Introduction

The GitLab connector for Glean allows Glean to fetch and index content from GitLab, ensuring that users can search and access documents for which they have authorized permissions.

Authentication: Glean requires the GitLab admin to authenticate to Glean during the setup of the data source with a Personal access token and Webhook secret token
Data Storage: All data is stored in the cloud project within the customer's cloud account, ensuring no data leaves the customer's environment

API Usage

Standard API: Glean uses GitLab’s standard REST API to ingest all data

Integration Features

Content Captured: Glean captures GitLab repos, commits, issues, pulls, and pushes.
Permissions Enforcement: Glean respects all user access permissions, ensuring users only see search results for documents users can access. When a user clicks on a search result, they are taken to the GitLab web application, which enforces the permission.

Versions Supported

There are no specific version limitations of the GitLab connector except that the document is limited to GitLab Cloud and not on-premise connected GitLab Server (which is supported by Glean with a separate connector).

Objects Supported

The GitLab connector supports the following objects:

Merge request descriptions
Merge request conversations/comments
Commit messages for the main branch
Wikis
Issues

Glean will capture the following from the latest commit on the main branch:

Directory/file names
Full content of documentation files only (.md and .txt)

Authentication Mechanism

Glean requires a personal access token from a GitLab user account to authorize Glean API calls. This account must have access to all projects in scope for Glean to crawl. Glean can programmatically create webhooks during setup by granting Glean the API scope for this API token (recommended). If the token is restricted to read-only access, webhooks will need to be created manually for every single project that you want crawled.

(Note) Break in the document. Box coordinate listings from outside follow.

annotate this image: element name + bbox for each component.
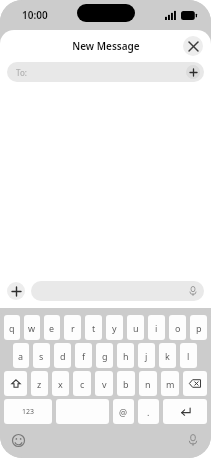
button[interactable]: g (96, 343, 113, 368)
staticText: m (166, 378, 175, 390)
button[interactable]: r (64, 315, 81, 340)
button[interactable]: Backspace (183, 371, 207, 396)
button[interactable]: w (24, 315, 40, 340)
staticText: o (175, 322, 181, 334)
staticText: . (147, 406, 150, 418)
button[interactable]: Close (183, 36, 203, 56)
button[interactable]: t (85, 315, 102, 340)
button[interactable]: Voice input (187, 434, 199, 446)
button[interactable]: d (54, 343, 71, 368)
staticText: t (92, 322, 96, 334)
staticText: 123 (22, 407, 35, 417)
button[interactable]: c (73, 371, 91, 396)
button[interactable]: i (148, 315, 165, 340)
button[interactable]: Shift (4, 371, 27, 396)
staticText: y (112, 322, 117, 334)
button[interactable]: o (169, 315, 186, 340)
button[interactable]: 123 (4, 399, 52, 424)
staticText: u (133, 322, 139, 334)
staticText: n (145, 378, 151, 390)
staticText: x (58, 378, 63, 390)
staticText: @ (119, 406, 128, 418)
staticText: 10:00 (22, 8, 48, 22)
button[interactable]: s (33, 343, 50, 368)
staticText: i (155, 322, 158, 334)
button[interactable]: b (117, 371, 135, 396)
button[interactable]: y (106, 315, 123, 340)
staticText: w (28, 322, 36, 334)
button[interactable]: Voice input (31, 281, 204, 301)
staticText: g (102, 350, 108, 362)
button[interactable]: v (95, 371, 113, 396)
staticText: c (80, 378, 85, 390)
staticText: a (18, 350, 24, 362)
button[interactable]: To: (7, 62, 204, 82)
staticText: To: (16, 67, 27, 78)
staticText: d (60, 350, 66, 362)
button[interactable]: m (161, 371, 179, 396)
staticText: e (49, 322, 55, 334)
staticText: b (123, 378, 129, 390)
button[interactable]: e (44, 315, 60, 340)
button[interactable]: a (13, 343, 29, 368)
button[interactable]: n (139, 371, 157, 396)
button[interactable]: u (127, 315, 144, 340)
staticText: j (145, 350, 148, 362)
staticText: l (187, 350, 190, 362)
button[interactable]: Add contact (186, 65, 200, 79)
staticText: v (102, 378, 107, 390)
staticText: f (82, 350, 86, 362)
staticText: q (9, 322, 15, 334)
button[interactable]: Add attachment (7, 282, 25, 300)
button[interactable]: z (31, 371, 48, 396)
button[interactable]: @ (113, 399, 134, 424)
staticText: h (123, 350, 129, 362)
button[interactable]: j (138, 343, 155, 368)
button[interactable]: . (138, 399, 159, 424)
other: Voice input (188, 286, 198, 296)
button[interactable]: p (190, 315, 207, 340)
staticText: p (196, 322, 202, 334)
staticText: r (71, 322, 75, 334)
button[interactable]: h (117, 343, 134, 368)
button[interactable]: Enter (163, 399, 207, 424)
button[interactable]: Emoji (12, 434, 25, 447)
button[interactable]: q (4, 315, 20, 340)
staticText: New Message (72, 39, 140, 53)
button[interactable]: x (52, 371, 69, 396)
button[interactable]: f (75, 343, 92, 368)
staticText: k (165, 350, 170, 362)
staticText: s (39, 350, 44, 362)
staticText: z (37, 378, 42, 390)
button[interactable]: l (180, 343, 197, 368)
button[interactable]: k (159, 343, 176, 368)
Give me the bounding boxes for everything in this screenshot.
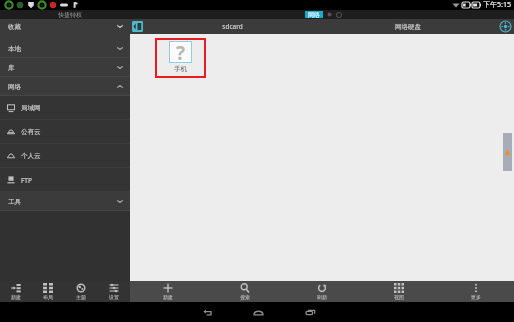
button[interactable]: 网络硬盘 [320, 19, 496, 34]
button[interactable]: 刷新 [283, 281, 360, 302]
staticText: 网络 [8, 83, 21, 91]
staticText: 新建 [163, 294, 173, 300]
staticText: 布局 [43, 294, 53, 300]
button[interactable]: 收藏 [0, 19, 130, 34]
staticText: 搜索 [240, 294, 250, 300]
staticText: ? [176, 40, 186, 62]
staticText: 主题 [76, 294, 86, 300]
staticText: 快捷特权 [58, 11, 82, 19]
button[interactable]: Back [197, 302, 217, 322]
button[interactable]: 主题 [64, 281, 97, 302]
staticText: 网络 [308, 11, 320, 18]
staticText: 更多 [471, 294, 481, 300]
staticText: 刷新 [317, 294, 327, 300]
button[interactable]: 新建 [0, 281, 32, 302]
button[interactable]: 本地 [0, 39, 130, 58]
staticText: 工具 [8, 198, 21, 206]
staticText: 本地 [8, 45, 21, 53]
staticText: 局域网 [21, 104, 41, 112]
button[interactable]: 视图 [360, 281, 437, 302]
button[interactable]: 库 [0, 58, 130, 77]
staticText: 下午5:15 [483, 0, 511, 10]
button[interactable]: FTP [0, 168, 130, 192]
button[interactable]: 网络 [0, 77, 130, 96]
button[interactable]: Recent apps [300, 302, 320, 322]
staticText: 公有云 [21, 128, 41, 136]
staticText: FTP [21, 176, 32, 185]
staticText: 新建 [11, 294, 21, 300]
button[interactable]: ? [155, 38, 206, 78]
button[interactable]: 公有云 [0, 120, 130, 144]
button[interactable]: 个人云 [0, 144, 130, 168]
button[interactable]: Toggle panel [130, 19, 145, 34]
button[interactable]: 搜索 [206, 281, 283, 302]
button[interactable]: 设置 [97, 281, 130, 302]
button[interactable]: Settings [496, 19, 514, 34]
staticText: 库 [8, 64, 15, 72]
staticText: 手机 [174, 65, 187, 73]
button[interactable]: 局域网 [0, 96, 130, 120]
button[interactable]: 新建 [130, 281, 206, 302]
staticText: 视图 [394, 294, 404, 300]
staticText: 收藏 [8, 23, 21, 31]
staticText: 设置 [109, 294, 119, 300]
button[interactable]: 更多 [437, 281, 514, 302]
button[interactable]: 布局 [32, 281, 64, 302]
button[interactable]: sdcard [145, 19, 320, 34]
button[interactable]: 工具 [0, 192, 130, 211]
button[interactable]: Home [248, 302, 268, 322]
staticText: 个人云 [21, 152, 41, 160]
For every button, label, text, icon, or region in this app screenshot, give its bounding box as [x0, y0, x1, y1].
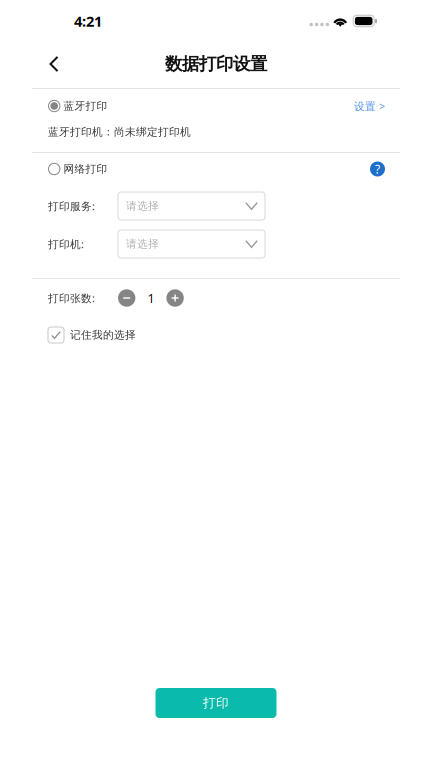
staticText: 请选择: [126, 237, 159, 251]
staticText: 设置 >: [354, 99, 385, 113]
button[interactable]: Increase copies: [166, 289, 184, 307]
staticText: 蓝牙打印: [63, 99, 107, 113]
staticText: 1: [147, 289, 154, 307]
staticText: 4:21: [74, 11, 102, 31]
button[interactable]: 设置 >: [354, 91, 385, 121]
staticText: 请选择: [126, 199, 159, 213]
staticText: 数据打印设置: [165, 53, 267, 75]
staticText: 网络打印: [63, 162, 107, 176]
staticText: ?: [375, 161, 380, 177]
button[interactable]: 网络打印: [48, 155, 107, 183]
button[interactable]: 记住我的选择: [0, 323, 432, 347]
button[interactable]: Help: [370, 155, 385, 183]
button[interactable]: 请选择: [118, 230, 265, 258]
button[interactable]: 打印: [156, 688, 276, 718]
staticText: 蓝牙打印机：尚未绑定打印机: [48, 125, 191, 139]
staticText: 打印张数:: [48, 291, 95, 305]
button[interactable]: Back: [34, 42, 74, 86]
button[interactable]: 请选择: [118, 192, 265, 220]
staticText: 记住我的选择: [70, 328, 136, 342]
button[interactable]: 蓝牙打印: [48, 91, 107, 121]
staticText: 打印: [203, 695, 229, 711]
button[interactable]: Decrease copies: [118, 289, 135, 307]
staticText: 打印服务:: [48, 199, 95, 213]
staticText: 打印机:: [48, 237, 84, 251]
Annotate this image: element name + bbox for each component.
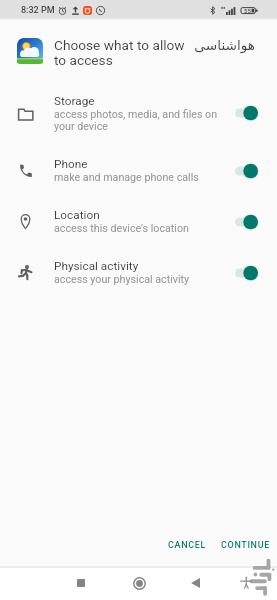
staticText: CANCEL [168, 540, 206, 551]
button[interactable]: Location [0, 196, 277, 247]
button[interactable]: Toggle permission [235, 105, 258, 121]
staticText: make and manage phone calls [54, 171, 199, 184]
button[interactable]: Recents [66, 568, 96, 598]
staticText: Location [54, 208, 100, 222]
button[interactable]: CANCEL [162, 534, 212, 557]
button[interactable]: CONTINUE [215, 534, 276, 557]
button[interactable]: Toggle permission [235, 163, 258, 179]
staticText: access photos, media, and files on your … [54, 108, 218, 132]
staticText: 8:32 PM [21, 5, 55, 16]
staticText: CONTINUE [221, 540, 270, 551]
staticText: 55 [244, 7, 251, 14]
button[interactable]: Home [124, 568, 154, 598]
staticText: Storage [54, 94, 95, 108]
button[interactable]: Storage [0, 81, 277, 145]
button[interactable]: Back [180, 568, 210, 598]
staticText: access your physical activity [54, 273, 190, 286]
staticText: access this device's location [54, 222, 189, 235]
button[interactable]: Phone [0, 145, 277, 196]
button[interactable]: Physical activity [0, 247, 277, 298]
button[interactable]: Toggle permission [235, 214, 258, 230]
staticText: Phone [54, 157, 88, 171]
staticText: Choose what to allow هواشناسی to access [54, 37, 256, 68]
button[interactable]: Toggle permission [235, 265, 258, 281]
staticText: Physical activity [54, 259, 139, 273]
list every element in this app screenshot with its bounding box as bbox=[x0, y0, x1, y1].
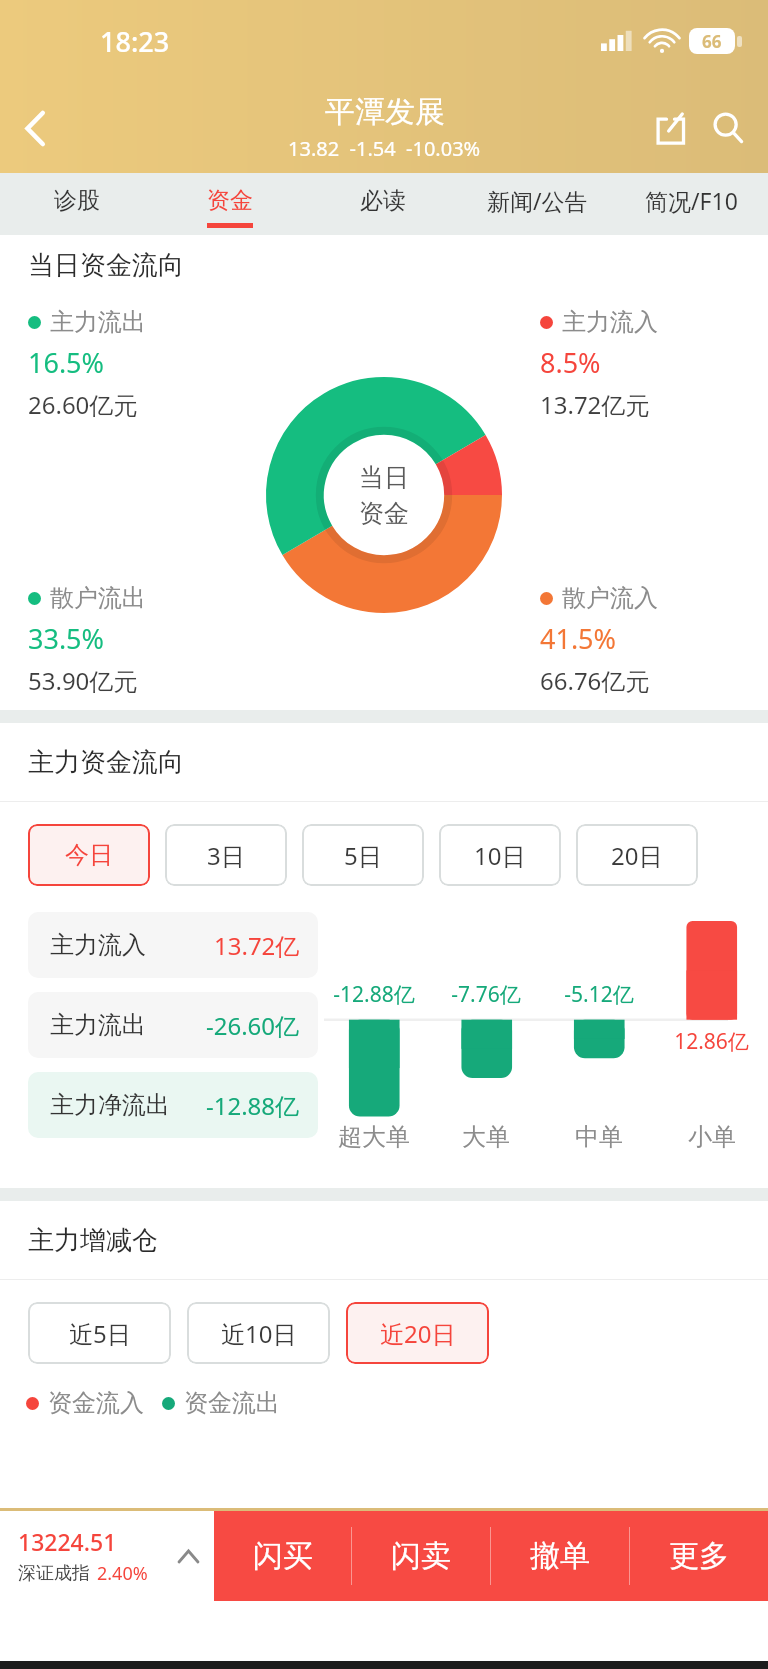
staticText: 超大单 bbox=[338, 1122, 410, 1152]
button[interactable]: 13224.51 bbox=[0, 1511, 214, 1601]
button[interactable]: 主力净流出 bbox=[28, 1072, 318, 1138]
staticText: 资金流出 bbox=[184, 1388, 280, 1418]
staticText: 新闻/公告 bbox=[487, 185, 588, 216]
button[interactable]: 主力流出 bbox=[28, 992, 318, 1058]
staticText: 散户流入 bbox=[562, 583, 658, 613]
staticText: 12.86亿 bbox=[674, 1027, 749, 1056]
button[interactable]: 近10日 bbox=[187, 1302, 330, 1364]
staticText: -12.88亿 bbox=[206, 1089, 300, 1122]
staticText: 散户流出 bbox=[50, 583, 146, 613]
staticText: 3日 bbox=[207, 839, 245, 872]
staticText: 13.72亿元 bbox=[540, 388, 650, 421]
staticText: 闪卖 bbox=[391, 1537, 451, 1575]
button[interactable]: Share bbox=[642, 100, 698, 156]
button[interactable]: 闪卖 bbox=[352, 1511, 490, 1601]
staticText: 主力流出 bbox=[50, 307, 146, 337]
staticText: 33.5% bbox=[28, 620, 105, 657]
button[interactable]: 诊股 bbox=[0, 173, 153, 235]
button[interactable]: Back bbox=[6, 99, 64, 157]
staticText: 更多 bbox=[669, 1537, 729, 1575]
staticText: -7.76亿 bbox=[451, 980, 521, 1009]
staticText: -26.60亿 bbox=[206, 1009, 300, 1042]
staticText: 主力流入 bbox=[50, 930, 146, 960]
staticText: 主力净流出 bbox=[50, 1090, 170, 1120]
staticText: 资金 bbox=[207, 186, 253, 215]
staticText: 资金 bbox=[359, 498, 409, 529]
button[interactable]: 简况/F10 bbox=[614, 173, 768, 235]
staticText: 13224.51 bbox=[18, 1526, 117, 1557]
staticText: 当日资金流向 bbox=[28, 249, 184, 282]
staticText: 近5日 bbox=[69, 1317, 131, 1350]
button[interactable]: Search bbox=[700, 100, 756, 156]
staticText: 平潭发展 bbox=[325, 93, 445, 131]
staticText: 近10日 bbox=[221, 1317, 297, 1350]
button[interactable]: 10日 bbox=[439, 824, 561, 886]
staticText: 当日 bbox=[359, 462, 409, 493]
staticText: 18:23 bbox=[100, 23, 170, 60]
staticText: 16.5% bbox=[28, 344, 105, 381]
button[interactable]: 更多 bbox=[630, 1511, 768, 1601]
staticText: 资金流入 bbox=[48, 1388, 144, 1418]
button[interactable]: 近20日 bbox=[346, 1302, 489, 1364]
staticText: 主力资金流向 bbox=[28, 746, 184, 779]
staticText: 撤单 bbox=[530, 1537, 590, 1575]
staticText: 26.60亿元 bbox=[28, 388, 138, 421]
staticText: 近20日 bbox=[380, 1317, 456, 1350]
button[interactable]: 必读 bbox=[306, 173, 460, 235]
button[interactable]: 主力流入 bbox=[28, 912, 318, 978]
staticText: -5.12亿 bbox=[564, 980, 634, 1009]
staticText: 20日 bbox=[611, 839, 663, 872]
staticText: 10日 bbox=[474, 839, 526, 872]
staticText: 13.82 -1.54 -10.03% bbox=[288, 135, 481, 162]
button[interactable]: 20日 bbox=[576, 824, 698, 886]
staticText: 13.72亿 bbox=[214, 929, 300, 962]
staticText: 5日 bbox=[344, 839, 382, 872]
staticText: 8.5% bbox=[540, 344, 601, 381]
staticText: 小单 bbox=[688, 1122, 736, 1152]
staticText: 诊股 bbox=[54, 186, 100, 215]
button[interactable]: 撤单 bbox=[491, 1511, 629, 1601]
staticText: 深证成指 bbox=[18, 1562, 90, 1585]
staticText: 66 bbox=[702, 30, 722, 53]
staticText: 大单 bbox=[462, 1122, 510, 1152]
staticText: -12.88亿 bbox=[333, 980, 415, 1009]
staticText: 必读 bbox=[360, 186, 406, 215]
staticText: 主力流入 bbox=[562, 307, 658, 337]
button[interactable]: 新闻/公告 bbox=[460, 173, 614, 235]
button[interactable]: 今日 bbox=[28, 824, 150, 886]
button[interactable]: 近5日 bbox=[28, 1302, 171, 1364]
staticText: 主力流出 bbox=[50, 1010, 146, 1040]
staticText: 中单 bbox=[575, 1122, 623, 1152]
button[interactable]: 闪买 bbox=[214, 1511, 351, 1601]
staticText: 闪买 bbox=[253, 1537, 313, 1575]
staticText: 41.5% bbox=[540, 620, 617, 657]
staticText: 53.90亿元 bbox=[28, 664, 138, 697]
staticText: 2.40% bbox=[97, 1561, 148, 1586]
staticText: 66.76亿元 bbox=[540, 664, 650, 697]
button[interactable]: 3日 bbox=[165, 824, 287, 886]
staticText: 主力增减仓 bbox=[28, 1224, 158, 1257]
staticText: 今日 bbox=[65, 840, 113, 870]
button[interactable]: 5日 bbox=[302, 824, 424, 886]
button[interactable]: 资金 bbox=[153, 173, 306, 235]
staticText: 简况/F10 bbox=[645, 185, 738, 216]
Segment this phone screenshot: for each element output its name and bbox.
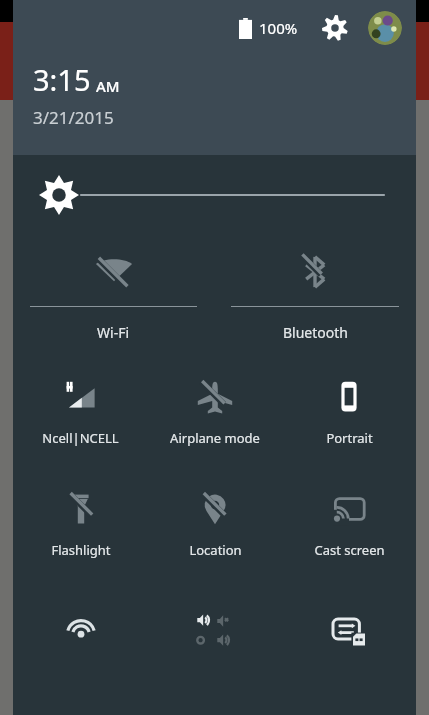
button[interactable]: Location <box>148 475 282 587</box>
staticText: Flashlight <box>51 541 111 559</box>
staticText: Bluetooth <box>283 323 348 342</box>
staticText: Cast screen <box>314 541 385 559</box>
button[interactable]: User profile <box>368 11 402 45</box>
staticText: 3/21/2015 <box>33 106 114 129</box>
button[interactable]: Sound mode <box>148 587 282 715</box>
button[interactable]: Flashlight <box>13 475 148 587</box>
button[interactable]: Portrait <box>282 363 416 475</box>
staticText: Portrait <box>326 429 373 447</box>
button[interactable]: Brightness <box>13 155 416 235</box>
button[interactable]: Hotspot <box>13 587 148 715</box>
staticText: Wi-Fi <box>97 323 130 342</box>
button[interactable]: Cast screen <box>282 475 416 587</box>
button[interactable]: Wi-Fi <box>13 235 214 363</box>
button[interactable]: Switch data <box>282 587 416 715</box>
staticText: AM <box>96 76 120 96</box>
staticText: Airplane mode <box>170 429 260 447</box>
staticText: Location <box>189 541 242 559</box>
button[interactable]: Airplane mode <box>148 363 282 475</box>
button[interactable]: Settings <box>318 11 352 45</box>
button[interactable]: Ncell|NCELL <box>13 363 148 475</box>
staticText: 3:15 <box>33 60 91 99</box>
staticText: 100% <box>259 18 298 38</box>
button[interactable]: Bluetooth <box>214 235 416 363</box>
staticText: Ncell|NCELL <box>42 429 119 447</box>
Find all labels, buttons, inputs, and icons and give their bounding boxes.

Create a Personal Access Token (PAT)

Sign into your GitLab user account.
Navigate to upper right-hand corner (user icon) and click "Preferences"
Select "Access Tokens" on the left side menu.
Add a personal access token.
1. Name: Glean Token
2. Scopes:
  1. For granting write privileges: API (recommending)
  2. If granting read-only privileges:
    read_user
    read_api
    read_repository
Leave Expires at empty.
Copy the Personal Access Token (PAT) into the corresponding field in the Glean GitLab data source in the setup step.

Create Webhooks Manually (if PAT is read-only)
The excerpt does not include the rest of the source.